The gray edge of dusk chased the sunlight across the grassy expanse of the Locust Street Cemetery, a burning streak of light between. Silence, windless, settled.
Frank Nagler knelt to adjust the flower vase at his wife’s grave, his shoulders slumping in the renewed sorrow. He reached to brush imaginary dust from the top of her red granite marker, his hand seemingly powerless to move. Finally, he stood and touched the front of Del Williams’ nearby marker. Peace, he thought, peace for both of you. He closed his eyes and felt again that last ambulance trip as the cancer claimed Martha, the pain that had edged her fine face finally gone. And Del, gunned down.
“All of this, here.”
The flicker of an occasional eternal flame candle caught his eye, the tiniest lights in growing darkness. Are they enough?

He bowed his head and tried to still the turmoil.
When his left ankle cramped from standing, he turned to climb the hill back to the road. Parked behind his own car was a black SUV.
“Jerome,” Nagler said to the smiling driver who held open the rear door.
“Frank.” Jerome raised his eyebrows and grinned.

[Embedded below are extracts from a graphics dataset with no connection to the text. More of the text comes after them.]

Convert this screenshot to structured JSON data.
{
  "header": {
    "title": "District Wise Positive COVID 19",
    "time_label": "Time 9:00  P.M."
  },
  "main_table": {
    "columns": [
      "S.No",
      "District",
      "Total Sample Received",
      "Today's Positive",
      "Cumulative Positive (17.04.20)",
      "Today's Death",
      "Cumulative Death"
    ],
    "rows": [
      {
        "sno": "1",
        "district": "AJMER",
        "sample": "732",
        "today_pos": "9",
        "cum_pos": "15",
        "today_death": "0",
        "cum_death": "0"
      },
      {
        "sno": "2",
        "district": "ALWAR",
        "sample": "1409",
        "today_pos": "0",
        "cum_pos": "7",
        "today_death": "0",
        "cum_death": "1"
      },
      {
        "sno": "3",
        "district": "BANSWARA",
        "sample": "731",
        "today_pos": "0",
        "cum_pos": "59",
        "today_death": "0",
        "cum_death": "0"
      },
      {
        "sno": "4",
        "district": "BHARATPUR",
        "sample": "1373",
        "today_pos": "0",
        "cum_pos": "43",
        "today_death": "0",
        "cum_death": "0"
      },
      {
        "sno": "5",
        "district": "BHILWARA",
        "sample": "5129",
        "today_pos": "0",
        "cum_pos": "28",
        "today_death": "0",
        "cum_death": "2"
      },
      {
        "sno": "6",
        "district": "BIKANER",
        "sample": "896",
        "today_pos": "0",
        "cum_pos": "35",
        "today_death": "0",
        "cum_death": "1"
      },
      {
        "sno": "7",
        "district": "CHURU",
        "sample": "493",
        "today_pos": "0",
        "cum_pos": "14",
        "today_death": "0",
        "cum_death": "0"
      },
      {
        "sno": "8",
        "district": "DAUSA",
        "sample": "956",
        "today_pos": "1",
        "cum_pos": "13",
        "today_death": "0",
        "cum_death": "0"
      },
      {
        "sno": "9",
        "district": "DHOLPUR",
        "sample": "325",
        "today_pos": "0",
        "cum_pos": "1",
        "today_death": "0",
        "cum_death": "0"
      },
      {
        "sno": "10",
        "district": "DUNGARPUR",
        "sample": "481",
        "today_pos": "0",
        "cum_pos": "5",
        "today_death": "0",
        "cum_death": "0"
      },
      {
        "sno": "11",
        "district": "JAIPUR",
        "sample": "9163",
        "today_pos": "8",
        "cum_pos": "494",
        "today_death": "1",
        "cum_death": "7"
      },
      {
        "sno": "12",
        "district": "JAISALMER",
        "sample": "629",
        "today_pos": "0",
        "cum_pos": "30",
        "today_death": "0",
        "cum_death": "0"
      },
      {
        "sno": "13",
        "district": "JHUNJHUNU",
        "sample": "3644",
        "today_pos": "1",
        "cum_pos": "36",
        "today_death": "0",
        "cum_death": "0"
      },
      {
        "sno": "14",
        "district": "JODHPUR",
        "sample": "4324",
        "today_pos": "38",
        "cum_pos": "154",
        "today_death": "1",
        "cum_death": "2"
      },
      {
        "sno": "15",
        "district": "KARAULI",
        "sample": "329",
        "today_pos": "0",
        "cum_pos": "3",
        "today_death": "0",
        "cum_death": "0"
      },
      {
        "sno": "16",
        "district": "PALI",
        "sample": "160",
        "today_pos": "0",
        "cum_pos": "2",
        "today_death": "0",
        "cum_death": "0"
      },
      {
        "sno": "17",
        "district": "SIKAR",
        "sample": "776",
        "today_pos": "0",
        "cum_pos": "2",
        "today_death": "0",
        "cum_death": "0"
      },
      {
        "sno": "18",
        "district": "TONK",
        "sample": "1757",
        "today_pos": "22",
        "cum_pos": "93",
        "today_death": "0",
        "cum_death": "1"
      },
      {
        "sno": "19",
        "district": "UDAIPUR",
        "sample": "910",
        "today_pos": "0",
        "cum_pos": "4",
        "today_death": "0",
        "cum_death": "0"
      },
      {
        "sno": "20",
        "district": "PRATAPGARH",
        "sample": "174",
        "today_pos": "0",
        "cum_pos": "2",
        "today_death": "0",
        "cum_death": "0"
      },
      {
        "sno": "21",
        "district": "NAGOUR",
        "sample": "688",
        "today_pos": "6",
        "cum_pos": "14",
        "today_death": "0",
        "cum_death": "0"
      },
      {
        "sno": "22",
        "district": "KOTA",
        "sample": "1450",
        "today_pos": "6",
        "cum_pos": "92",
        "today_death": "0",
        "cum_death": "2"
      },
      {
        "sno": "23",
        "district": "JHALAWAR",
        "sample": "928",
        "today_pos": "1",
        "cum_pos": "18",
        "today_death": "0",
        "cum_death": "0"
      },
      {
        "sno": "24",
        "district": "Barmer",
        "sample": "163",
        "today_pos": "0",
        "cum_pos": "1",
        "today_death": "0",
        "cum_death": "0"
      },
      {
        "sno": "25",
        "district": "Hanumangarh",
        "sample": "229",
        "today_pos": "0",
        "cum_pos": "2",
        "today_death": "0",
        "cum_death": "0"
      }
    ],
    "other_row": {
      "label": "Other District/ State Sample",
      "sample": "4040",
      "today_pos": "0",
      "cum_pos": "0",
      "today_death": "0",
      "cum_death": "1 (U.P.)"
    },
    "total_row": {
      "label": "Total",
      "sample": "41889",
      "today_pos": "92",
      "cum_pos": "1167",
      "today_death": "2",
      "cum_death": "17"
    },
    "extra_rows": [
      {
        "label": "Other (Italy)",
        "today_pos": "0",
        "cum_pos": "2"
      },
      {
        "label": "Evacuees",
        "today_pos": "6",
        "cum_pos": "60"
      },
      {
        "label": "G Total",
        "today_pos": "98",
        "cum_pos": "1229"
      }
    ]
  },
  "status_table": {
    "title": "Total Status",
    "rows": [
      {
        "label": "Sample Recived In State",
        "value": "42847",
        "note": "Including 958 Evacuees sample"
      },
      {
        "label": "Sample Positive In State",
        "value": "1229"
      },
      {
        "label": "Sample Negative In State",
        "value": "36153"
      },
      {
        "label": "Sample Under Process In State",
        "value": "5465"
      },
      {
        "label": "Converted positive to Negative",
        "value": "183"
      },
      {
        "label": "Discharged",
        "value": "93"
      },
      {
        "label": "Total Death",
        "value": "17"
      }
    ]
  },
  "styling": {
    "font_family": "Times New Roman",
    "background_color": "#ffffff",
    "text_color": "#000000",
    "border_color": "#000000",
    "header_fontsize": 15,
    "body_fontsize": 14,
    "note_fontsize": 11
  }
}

In the car, Sister Katherine adjusted the nose piece to her oxygen unit.
“Come sit, Frank. It’s been too long.”
It had been weeks since the announcement of her illness. She seemed smaller than usual, shrunken into withered, blue-veined skin. Light from the open window infused her thinning hair with a translucent glow. Nagler felt his heart clutch at her appearance. “Sister, I…”
“No, Francis, not yet. Not now.” She reached for his hand. “I have arranged with Father Alonzo to hold a simple ceremony,” she said, her voice thin. “I do not want the church leaders to stand before a congregation and praise my work when they schemed so hard to end or discredit it.” She turned her head to gaze out the window and then looked back with a smile. “I would not want them to blaspheme.”

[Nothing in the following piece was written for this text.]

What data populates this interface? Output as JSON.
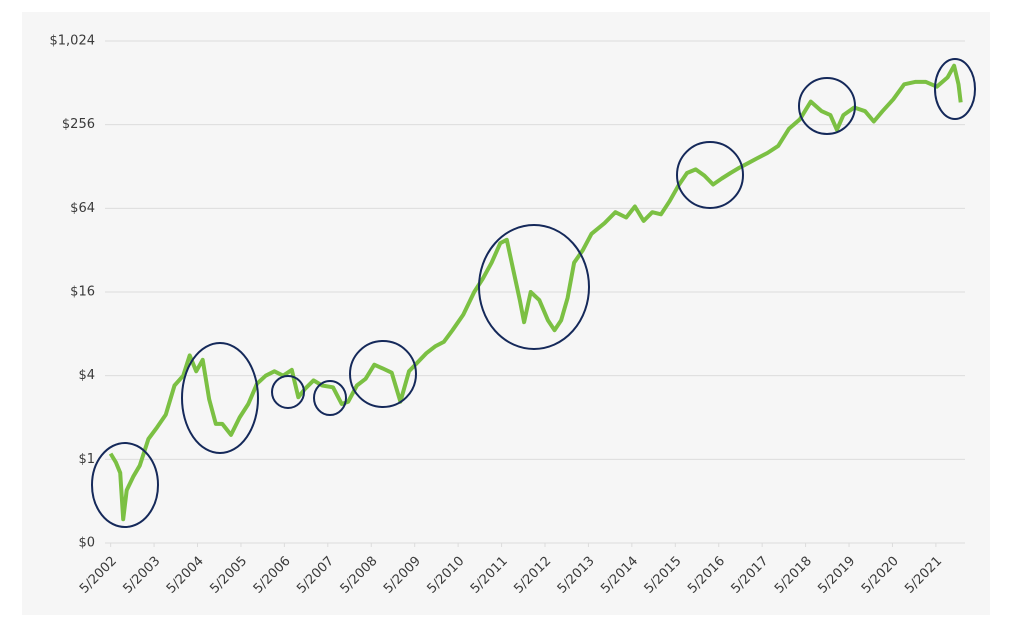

“The work you did mattered to so many. I, well Martha and I…”
“I have watched you grow from a scrawny, poor worker’s ghetto child into a man, a leader. I saw you and Martha face those challenges with love and bravery. That was my life. And now this is my life.”
She reached to her side and handled Nagler a manila envelope.

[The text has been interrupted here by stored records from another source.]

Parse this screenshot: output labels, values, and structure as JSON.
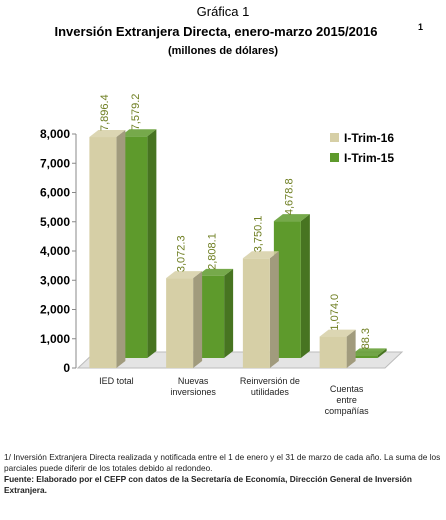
{
  "chart_data": {
    "type": "bar3d",
    "heading": "Gráfica 1",
    "title": "Inversión Extranjera Directa, enero-marzo 2015/2016",
    "title_note": "1",
    "subtitle": "(millones de dólares)",
    "categories": [
      "IED total",
      "Nuevas inversiones",
      "Reinversión de utilidades",
      "Cuentas entre compañías"
    ],
    "series": [
      {
        "name": "I-Trim-16",
        "color": "#d6cfa6",
        "values": [
          7896.4,
          3072.3,
          3750.1,
          1074.0
        ],
        "value_labels": [
          "7,896.4",
          "3,072.3",
          "3,750.1",
          "1,074.0"
        ]
      },
      {
        "name": "I-Trim-15",
        "color": "#5e9a2c",
        "values": [
          7579.2,
          2808.1,
          4678.8,
          88.3
        ],
        "value_labels": [
          "7,579.2",
          "2,808.1",
          "4,678.8",
          "88.3"
        ]
      }
    ],
    "ylim": [
      0,
      8000
    ],
    "yticks": [
      {
        "value": 0,
        "label": "0"
      },
      {
        "value": 1000,
        "label": "1,000"
      },
      {
        "value": 2000,
        "label": "2,000"
      },
      {
        "value": 3000,
        "label": "3,000"
      },
      {
        "value": 4000,
        "label": "4,000"
      },
      {
        "value": 5000,
        "label": "5,000"
      },
      {
        "value": 6000,
        "label": "6,000"
      },
      {
        "value": 7000,
        "label": "7,000"
      },
      {
        "value": 8000,
        "label": "8,000"
      }
    ],
    "legend": "top-right",
    "notes": [
      "1/ Inversión Extranjera Directa realizada y notificada entre el 1 de enero y el 31 de marzo de cada año. La suma de los parciales puede diferir de los totales debido al redondeo.",
      "Fuente: Elaborado por el CEFP con datos de la Secretaría de Economía, Dirección General de Inversión Extranjera."
    ]
  }
}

“I understand you have crossed paths with Mahala Dixon. She is not what she seems, which you will see as you read this.”
“How do you…?”
He had seen that smile before. “I might have chosen a way outside the main flow of life, but I not totally apart. Besides, an old nun sitting at a table during a festival will not turn down the offer of a cup of tea and conversation.” She coughed out a soft laugh. “It’s something, I believe, about the garb. Anyway I met Mahala and her mother Janelle during the time Carlton Dixon, Mahala’s father, was involved in that case of which you have become familiar.”
“She seems like an angry kid.”
Sister Katherine nodded to the envelope. “It is more than anger. Read this.” After a silence, she said. “This is not a place of just peace. And, no, I don’t come here to examine which plot will be mine. It is already chosen, next to my sister. This is where we face the conflicts and trials, ask the hard questions of our lives. All these souls writhing, questions never answered. No, I don’t come here to sample the supposed peace of life, but to confront again its inequities, its pains and injustices. My sister was murdered for greed and depravity. Del, much the same. I come here to battle for the lives who were tarnished, diminished and forgotten. Before we pass, we must revisit the places of our horrors. Mine are here.”
Nagler wanted to respond, but she cut him off.
“My horrors are here. Yours are not. Walk again the streets of the ghetto, the damaged, dirty streets of industry. Those are your places of sadness.That’s where you are, Francis, where you have always been. Ask why. And as you ask, you may see why Mahala Dixon has done the things she has done.”
She reached for his hand and kissed it with dry lips. “I must go.”
From the roadside as the SUV pulled away, Nagler wondered if he might ever see the sister again. Before he could open the envelope, his phone rang. It was Mulligan, the medical examiner. “Got it, on my way.”